Mardi, le 03/11/2015

Mardi, le 03/11/2015
« Je ne m’étais jamais posé de questions : je me sens français, c’est tout. Ou plutôt je me sentais français. »
Farid, habitant d’origine musulmane de Hénin Beaumont
Dans « En France  » de Florence Aubenas, pages 25 à 30, 15 juin 2012
[…] On est dimanche 10 juin à Hénin-Beaumont, dans le bassin minier du Pas-de-Calais, au premier tour des législatives où se présente – entre autres – Marine Le Pen, la patronne du Front national.
Et Rachida trouve l’ambiance étrange, elle ne peut pas s’en empêcher, sans trop savoir pourquoi. [Quand elle rentre chez elle] La table est dressée avec attention, il y a son mari, ses enfants, quelques amis aussi. Tous ont des boulots solides, les hommes comme les femmes, Mohamed à la tête d’un cabinet d’assurances, Nacéra, qui est professeure ou Said, ingénieur. Les enfants font du théâtre, fréquentent les clubs de sport.
[…]
Farid, un autre voisin, près du lac, a mis un certain temps à réaliser que l’« Arabe » d’Hénin- Beaumont, montré du doigt pendant toute la campagne, désigné dans les tracts du FN et dont chacun commente la “dangerosité”, c’est lui aussi.
Il s’est regardé dans la salle de bains, lunettes d’écaille, raie sur le côté, les rides précoces du type qui travaille tard.
Il a dit à sa femme en pointant sa propre image dans le miroir : « Tu crois que je vais finir par avoir peur de ce bougnoule en face de moi ? » Ils ont ri et pensé à leur vie dont il n’y a pas grand-chose à dire et tant mieux, une vie rangée et invisible comme celle des gens à l’aise.
Brusquement, ils ont eu l’impression que toute cette quiétude venait d’être balancée sur la place publique, exposée.
« Je ne m’étais jamais posé de questions : je me sens français, c’est tout, dit Farid. Ou plutôt je me sentais français. » Leurs parents venaient de la mine, comme tout le monde ici.
[…]
Déjà, à l’époque, “les houillères vivaient de l’immigration, mais pas tellement venue du Maghreb”, explique Jean-François Larosière, professeur à la retraite et militant syndical.
“On en comptait peut-être trois ou quatre élèves par classe contre une douzaine d’enfants ‘polonais’.” Les mines fournissaient tout, même travail, même toit, même identité.

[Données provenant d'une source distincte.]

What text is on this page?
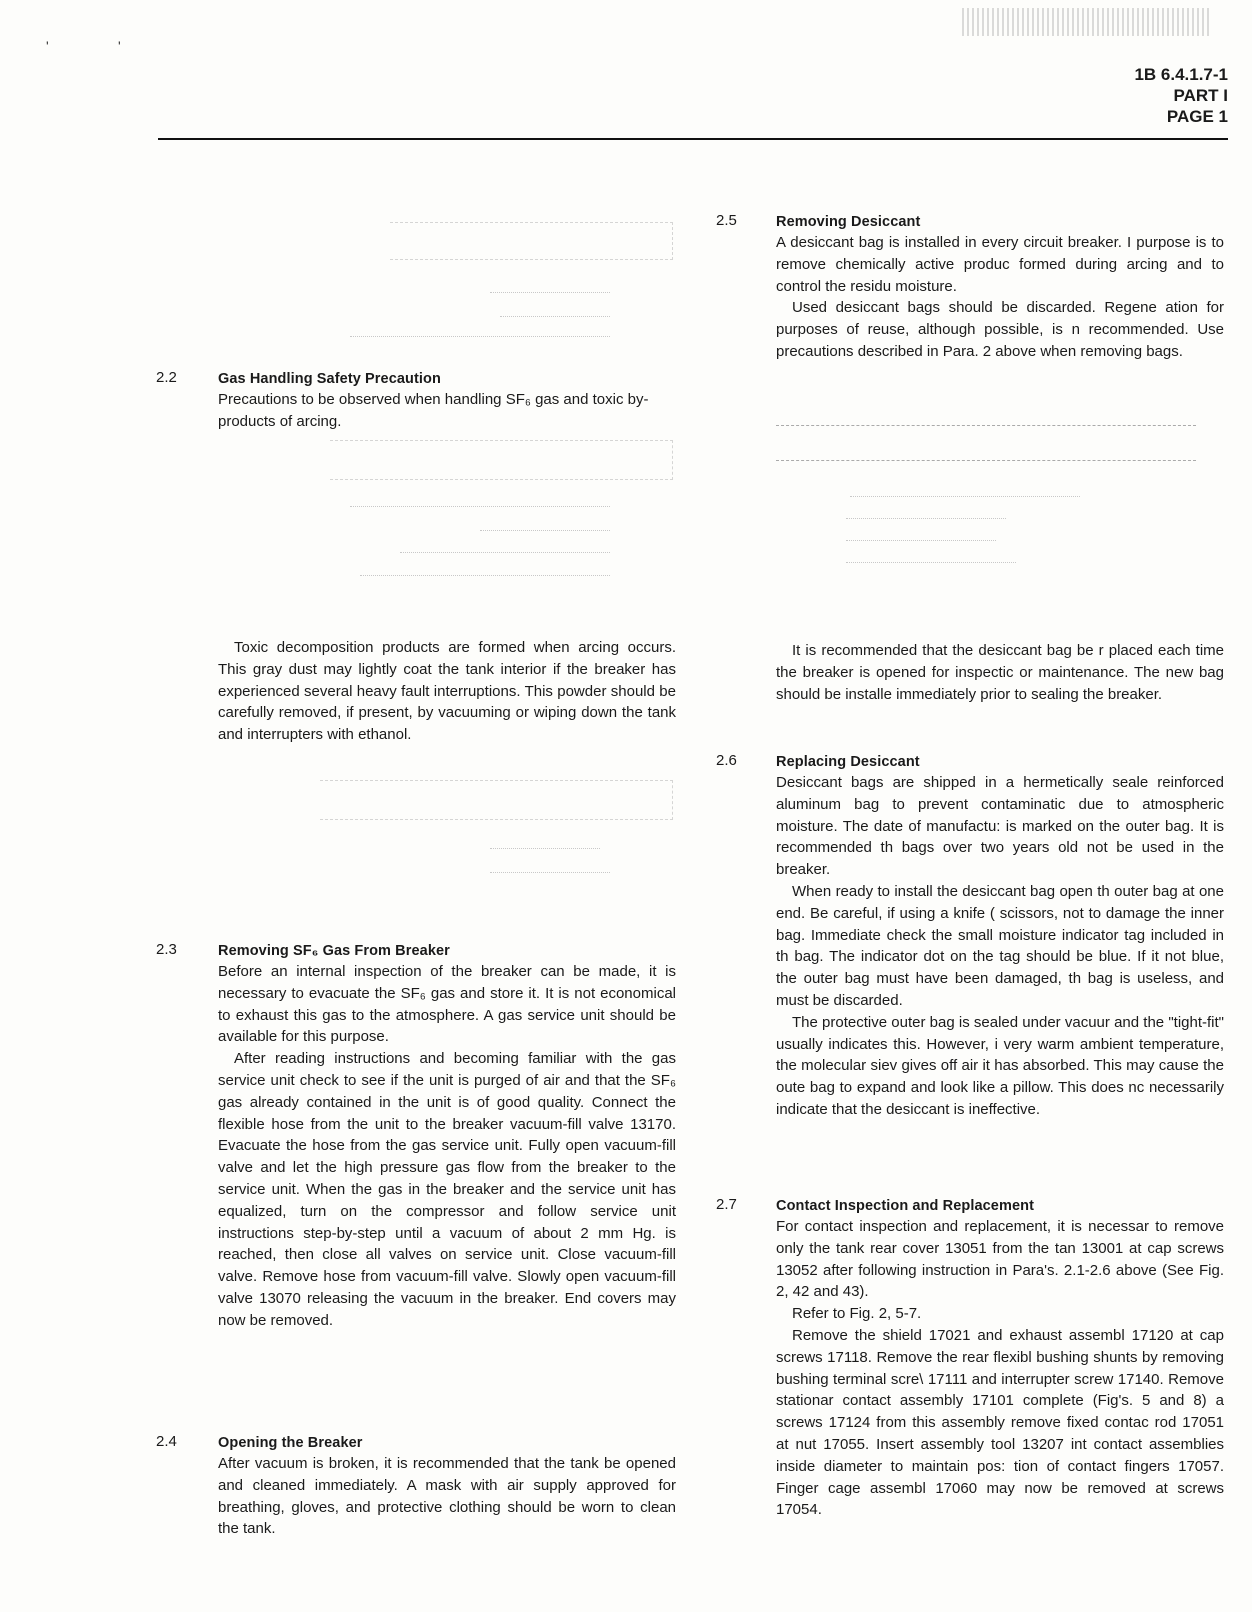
'	'
1B 6.4.1.7-1
PART I
PAGE 1
2.2	Gas Handling Safety Precaution

Precautions to be observed when handling SF₆ gas and toxic by-products of arcing.

Toxic decomposition products are formed when arcing occurs. This gray dust may lightly coat the tank interior if the breaker has experienced several heavy fault interruptions. This powder should be carefully removed, if present, by vacuuming or wiping down the tank and interrupters with ethanol.

2.3	Removing SF₆ Gas From Breaker

Before an internal inspection of the breaker can be made, it is necessary to evacuate the SF₆ gas and store it. It is not economical to exhaust this gas to the atmosphere. A gas service unit should be available for this purpose.

After reading instructions and becoming familiar with the gas service unit check to see if the unit is purged of air and that the SF₆ gas already contained in the unit is of good quality. Connect the flexible hose from the unit to the breaker vacuum-fill valve 13170. Evacuate the hose from the gas service unit. Fully open vacuum-fill valve and let the high pressure gas flow from the breaker to the service unit. When the gas in the breaker and the service unit has equalized, turn on the compressor and follow service unit instructions step-by-step until a vacuum of about 2 mm Hg. is reached, then close all valves on service unit. Close vacuum-fill valve. Remove hose from vacuum-fill valve. Slowly open vacuum-fill valve 13070 releasing the vacuum in the breaker. End covers may now be removed.

2.4	Opening the Breaker

After vacuum is broken, it is recommended that the tank be opened and cleaned immediately. A mask with air supply approved for breathing, gloves, and protective clothing should be worn to clean the tank.

2.5	Removing Desiccant

A desiccant bag is installed in every circuit breaker. I purpose is to remove chemically active produc formed during arcing and to control the residu moisture.

Used desiccant bags should be discarded. Regene ation for purposes of reuse, although possible, is n recommended. Use precautions described in Para. 2 above when removing bags.

It is recommended that the desiccant bag be r placed each time the breaker is opened for inspectic or maintenance. The new bag should be installe immediately prior to sealing the breaker.

2.6	Replacing Desiccant

Desiccant bags are shipped in a hermetically seale reinforced aluminum bag to prevent contaminatic due to atmospheric moisture. The date of manufactu: is marked on the outer bag. It is recommended th bags over two years old not be used in the breaker.

When ready to install the desiccant bag open th outer bag at one end. Be careful, if using a knife ( scissors, not to damage the inner bag. Immediate check the small moisture indicator tag included in th bag. The indicator dot on the tag should be blue. If it not blue, the outer bag must have been damaged, th bag is useless, and must be discarded.

The protective outer bag is sealed under vacuur and the "tight-fit" usually indicates this. However, i very warm ambient temperature, the molecular siev gives off air it has absorbed. This may cause the oute bag to expand and look like a pillow. This does nc necessarily indicate that the desiccant is ineffective.

2.7	Contact Inspection and Replacement

For contact inspection and replacement, it is necessar to remove only the tank rear cover 13051 from the tan 13001 at cap screws 13052 after following instruction in Para's. 2.1-2.6 above (See Fig. 2, 42 and 43).

Refer to Fig. 2, 5-7.

Remove the shield 17021 and exhaust assembl 17120 at cap screws 17118. Remove the rear flexibl bushing shunts by removing bushing terminal scre\ 17111 and interrupter screw 17140. Remove stationar contact assembly 17101 complete (Fig's. 5 and 8) a screws 17124 from this assembly remove fixed contac rod 17051 at nut 17055. Insert assembly tool 13207 int contact assemblies inside diameter to maintain pos: tion of contact fingers 17057. Finger cage assembl 17060 may now be removed at screws 17054.
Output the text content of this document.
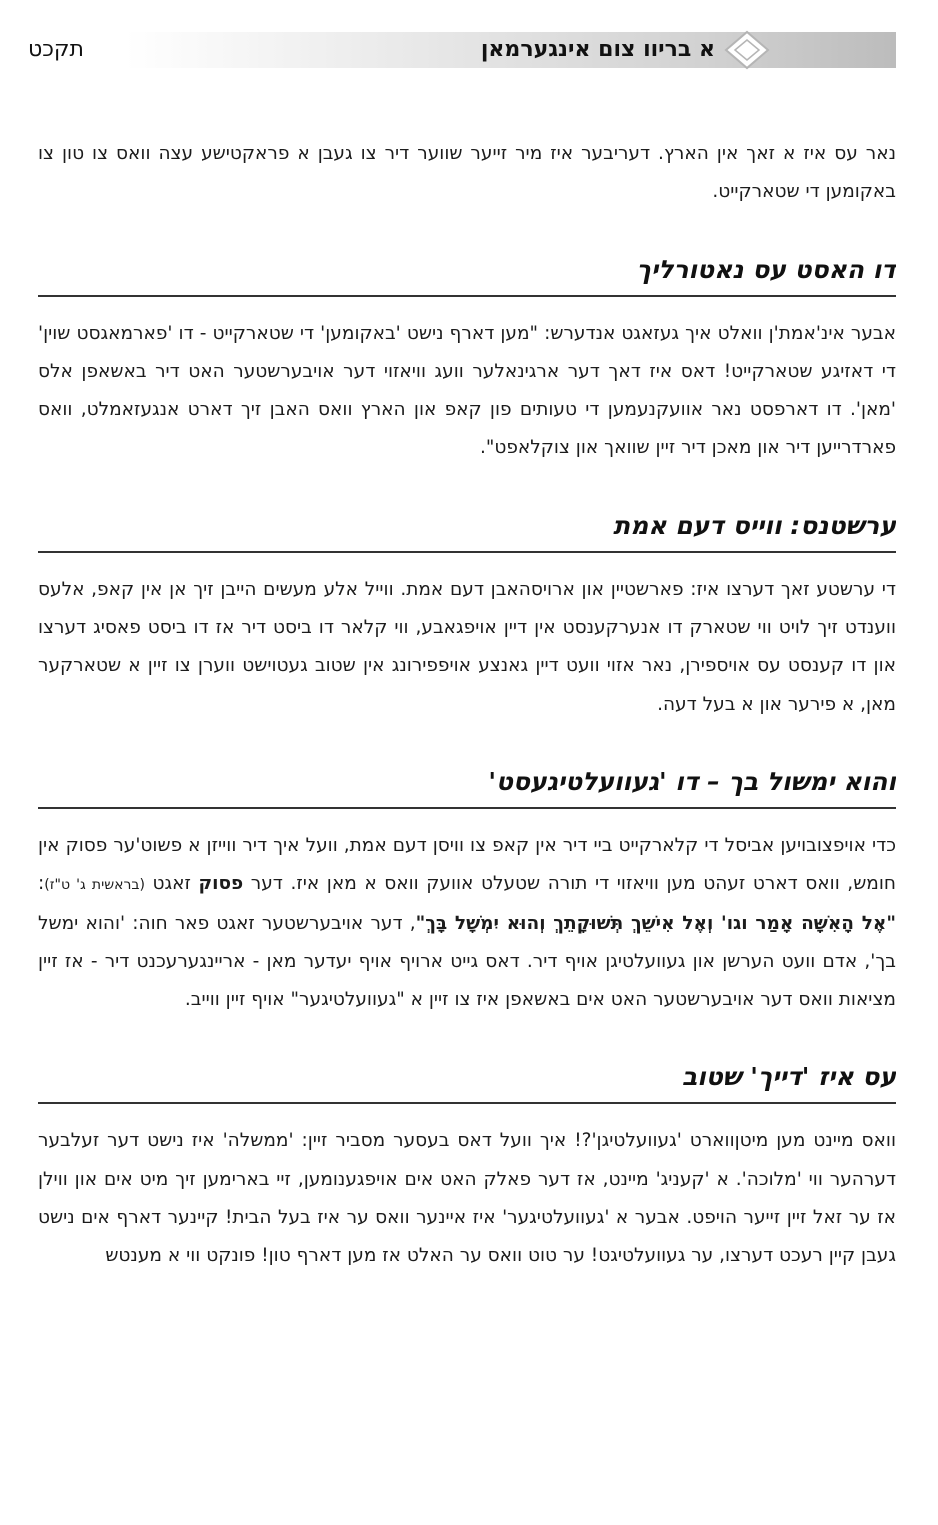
א בריוו צום אינגערמאן
תקכט

נאר עס איז א זאך אין הארץ. דעריבער איז מיר זייער שווער דיר צו געבן א פראקטישע עצה וואס צו טון צו באקומען די שטארקייט.

דו האסט עס נאטורליך

אבער אינ'אמת'ן וואלט איך געזאגט אנדערש: "מען דארף נישט 'באקומען' די שטארקייט - דו 'פארמאגסט שוין' די דאזיגע שטארקייט! דאס איז דאך דער ארגינאלער וועג וויאזוי דער אויבערשטער האט דיר באשאפן אלס 'מאן'. דו דארפסט נאר אוועקנעמען די טעותים פון קאפ און הארץ וואס האבן זיך דארט אנגעזאמלט, וואס פארדרייען דיר און מאכן דיר זיין שוואך און צוקלאפט".

ערשטנס: ווייס דעם אמת

די ערשטע זאך דערצו איז: פארשטיין און ארויסהאבן דעם אמת. ווייל אלע מעשים הייבן זיך אן אין קאפ, אלעס ווענדט זיך לויט ווי שטארק דו אנערקענסט אין דיין אויפגאבע, ווי קלאר דו ביסט דיר אז דו ביסט פאסיג דערצו און דו קענסט עס אויספירן, נאר אזוי וועט דיין גאנצע אויפפירונג אין שטוב געטוישט ווערן צו זיין א שטארקער מאן, א פירער און א בעל דעה.

והוא ימשול בך – דו 'געוועלטיגעסט'

כדי אויפצובויען אביסל די קלארקייט ביי דיר אין קאפ צו וויסן דעם אמת, וועל איך דיר ווייזן א פשוט'ער פסוק אין חומש, וואס דארט זעהט מען וויאזוי די תורה שטעלט אוועק וואס א מאן איז. דער פסוק זאגט (בראשית ג' ט"ז): "אֶל הָאִשָּׁה אָמַר וגו' וְאֶל אִישֵׁךְ תְּשׁוּקָתֵךְ וְהוּא יִמְשָׁל בָּךְ", דער אויבערשטער זאגט פאר חוה: 'והוא ימשל בך', אדם וועט הערשן און געוועלטיגן אויף דיר. דאס גייט ארויף אויף יעדער מאן - אריינגערעכנט דיר - אז זיין מציאות וואס דער אויבערשטער האט אים באשאפן איז צו זיין א "געוועלטיגער" אויף זיין ווייב.

עס איז 'דייך' שטוב

וואס מיינט מען מיטןווארט 'געוועלטיגן'?! איך וועל דאס בעסער מסביר זיין: 'ממשלה' איז נישט דער זעלבער דערהער ווי 'מלוכה'. א 'קעניג' מיינט, אז דער פאלק האט אים אויפגענומען, זיי בארימען זיך מיט אים און ווילן אז ער זאל זיין זייער הויפט. אבער א 'געוועלטיגער' איז איינער וואס ער איז בעל הבית! קיינער דארף אים נישט געבן קיין רעכט דערצו, ער געוועלטיגט! ער טוט וואס ער האלט אז מען דארף טון! פונקט ווי א מענטש
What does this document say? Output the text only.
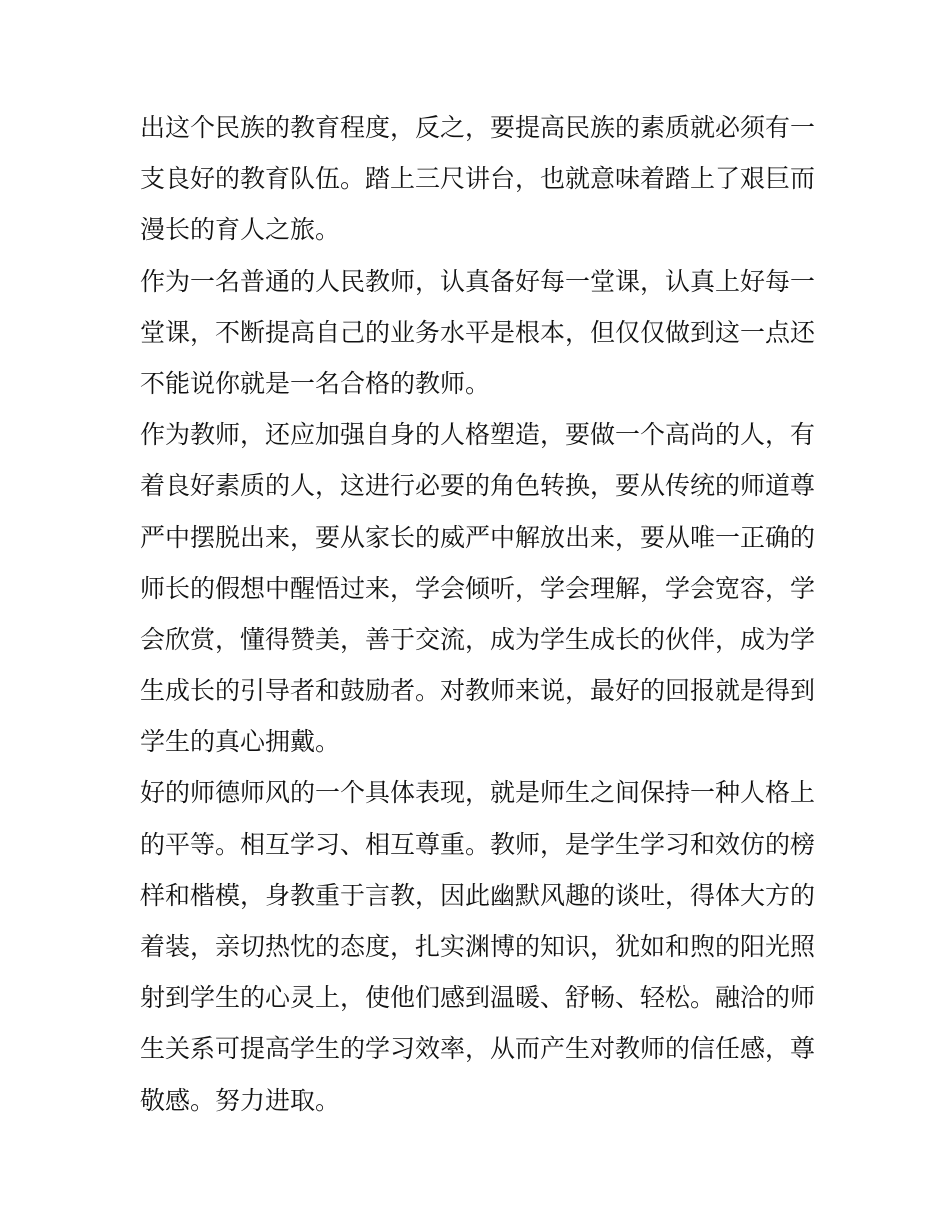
出这个民族的教育程度，反之，要提高民族的素质就必须有一
支良好的教育队伍。踏上三尺讲台，也就意味着踏上了艰巨而
漫长的育人之旅。
作为一名普通的人民教师，认真备好每一堂课，认真上好每一
堂课，不断提高自己的业务水平是根本，但仅仅做到这一点还
不能说你就是一名合格的教师。
作为教师，还应加强自身的人格塑造，要做一个高尚的人，有
着良好素质的人，这进行必要的角色转换，要从传统的师道尊
严中摆脱出来，要从家长的威严中解放出来，要从唯一正确的
师长的假想中醒悟过来，学会倾听，学会理解，学会宽容，学
会欣赏，懂得赞美，善于交流，成为学生成长的伙伴，成为学
生成长的引导者和鼓励者。对教师来说，最好的回报就是得到
学生的真心拥戴。
好的师德师风的一个具体表现，就是师生之间保持一种人格上
的平等。相互学习、相互尊重。教师，是学生学习和效仿的榜
样和楷模，身教重于言教，因此幽默风趣的谈吐，得体大方的
着装，亲切热忱的态度，扎实渊博的知识，犹如和煦的阳光照
射到学生的心灵上，使他们感到温暖、舒畅、轻松。融洽的师
生关系可提高学生的学习效率，从而产生对教师的信任感，尊
敬感。努力进取。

Et à la question “d’où viens-tu ?”, il n’y avait qu’une seule réponse qui vaille : annoncer le numéro de la fosse où chacun s’enfonçait au petit jour, avec sa lampe et son casque.
Au milieu des villages miniers, Hénin-Beaumont, 25 000 habitants aujourd’hui, était la belle ville du canton, trois cinémas, autant de lycées, des cafés et des dancings réputés, le plus grand Auchan d’Europe qui vient de fêter ses quarante ans. […]
La nostalgie a sans doute embelli le passé, fait oublier, par exemple, que les mineurs algériens étaient désignés par des numéros, pas par leur nom. Il n’empêche.
[…] A quel moment le temps s’est-il mis à marcher à l’envers ? Quand a-t-on commencé à entendre claquer le mot “Arabe” comme un reproche, à relever qui l’était et qui ne l’était pas, autrement que pour blaguer ou pour les matchs de foot ? Il y a quelques années, Mustapha a eu le cœur brisé quand son fils lui a appris qu’une boîte de nuit, près de Béthune, lui avait refusé l’entrée.
Le gamin a lancé à son père : “Votre jeunesse était plus belle que la nôtre.”
[…] La famille de Mériem, qui voulait faire construire, s’est vu conseiller par une commerçante compatissante : “Dépêchez-vous, si Marine Le Pen passe, les gens comme vous n’auront plus rien du tout.”[…]
Vers Arleux, une large bande rurale derrière Douai, des parents ont confié aux professeurs que leurs gamins placardaient des Hitler en poster sur les murs de leur chambre.
Certains élèves, dans des établissements d’Hénin-Beaumont, revendiquent la “mode Marine Le Pen”, qui consiste essentiellement à rouler des yeux fâchés, écouter de la musique électro et graver “Bougnoules” sur les tables de classe en clamant : “Ici, on est connu mondialement pour voter FN.” Peu à peu, la campagne a fini par tout envahir, les maisons, les esprits.
[…] Chez Rachida, dans la villa blanche du Bord des eaux, le résultat du vote vient de tomber. Marine Le Pen arrive en tête sur la circonscription, avec plus de 40 %, frôlant les 50 sur la ville même d’Hénin- Beaumont.
Une invitée murmure juste : “On ne mérite pas ça”, et puis plus rien.